A higher rate of psychotropic medication use and of psychiatric hospitalizations in HIV-infected children compared with uninfected control subjects has been reported (Gaughan et al. 2004). In addition, a high rate of psychotropic medication use (45%) in an HIV clinic cohort (N = 64; mean age, 15.3 years) has been reported, with psychostimulants and anti-depressants being most commonly prescribed and 30% of the sample receiving two or more psychotropic medications (Wiener et al. 2006).

Psychostimulants are often used to treat ADHD in children with HIV, although dosing is not well established and efficacy is variable. Often, higher dosages of stimulants are required to achieve scholastic benefit but need to be balanced against appetite loss, growth retardation, and insomnia, which are often significant issues for children with HIV. Clonidine, bupropion, and atomoxetine use in HIVpositive youth has also been described (Cesena et al. 1995; Pao and Wiener 2008). Treatment for behavioral disorders such as repetitive and persistent patterns of aggressive behaviors, serious violations of rules, and destruction of property (American Psy chiatric Association 1994) is directed at behavioral and parenting interventions. Medications such as atypical antipsychotics or mood stabilizers at low dosages are considered if behavioral dyscontrol is severe (Wiener et al. 2006).

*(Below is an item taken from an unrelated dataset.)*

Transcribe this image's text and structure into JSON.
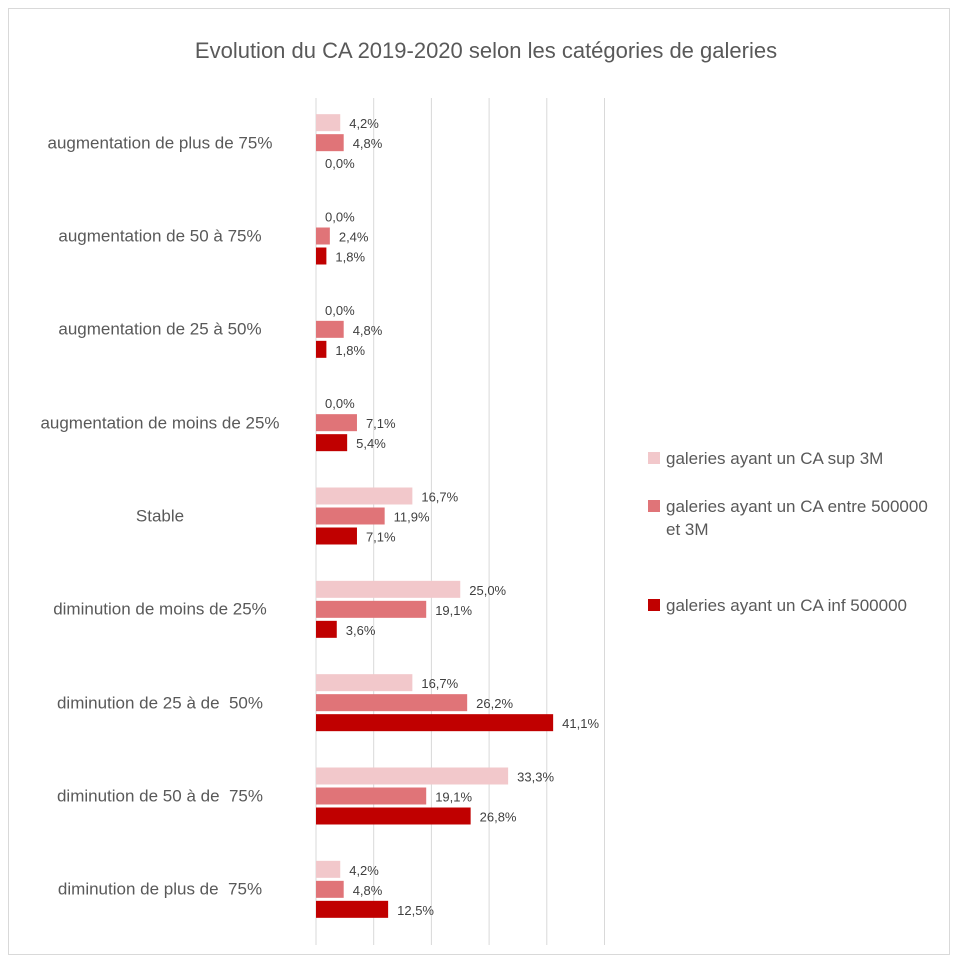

For treatment of depression in HIV-positive youth, current treatment guidelines for the management of depression in children can be followed. Antidepressants, including tricyclic antidepressants as well as SSRIs and bupropion, have been used empirically, and off label in many cases, in youth with HIV (Pao and Wiener 2008). There is no evidence that one SSRI is more effective than another in HIV-positive youth. Citalopram or mirtazapine is used due to fewer side effects and less problematic drug-drug interactions. Mirtazapine may be used to promote weight gain and treat insomnia. Methyl-phenidate, which may also potentiate opiate treatment, may be useful for pain and depression in HIV (Walling and Pfefferbaum 1990).

Treatment options for bipolar disorder in HIVpositive youth include divalproex sodium when neutropenia is not a concern, other mood stabilizers such as lamotrigine, and, rarely, lithium (Kowatch and Delbello 2006). Similarly, drug-drug interactions, neutropenia, and hepatotoxicity are clinical management concerns.

Scharko (2006) described a case in which risperi-done was not effective and haloperidol was required to treat a delirium in the context of HIV dementia. Low-dosage typical and atypical antipsychotic medications may be useful in the treatment of AIDS dementia.

The treatment of pain in HIV-positive youth is very important and often involves a multimodal approach. The treatment goal must be to minimize pain and oversedation when possible. Pediatric pain management principles using age-appropriate assessment of all developmental ages should be applied and include a repertoire of nonpharmacologi-cal (such as distraction, relaxation, psychotherapies, and hypnosis) and pharmacological treatments (Duff 2003; Greco and Berde 2005).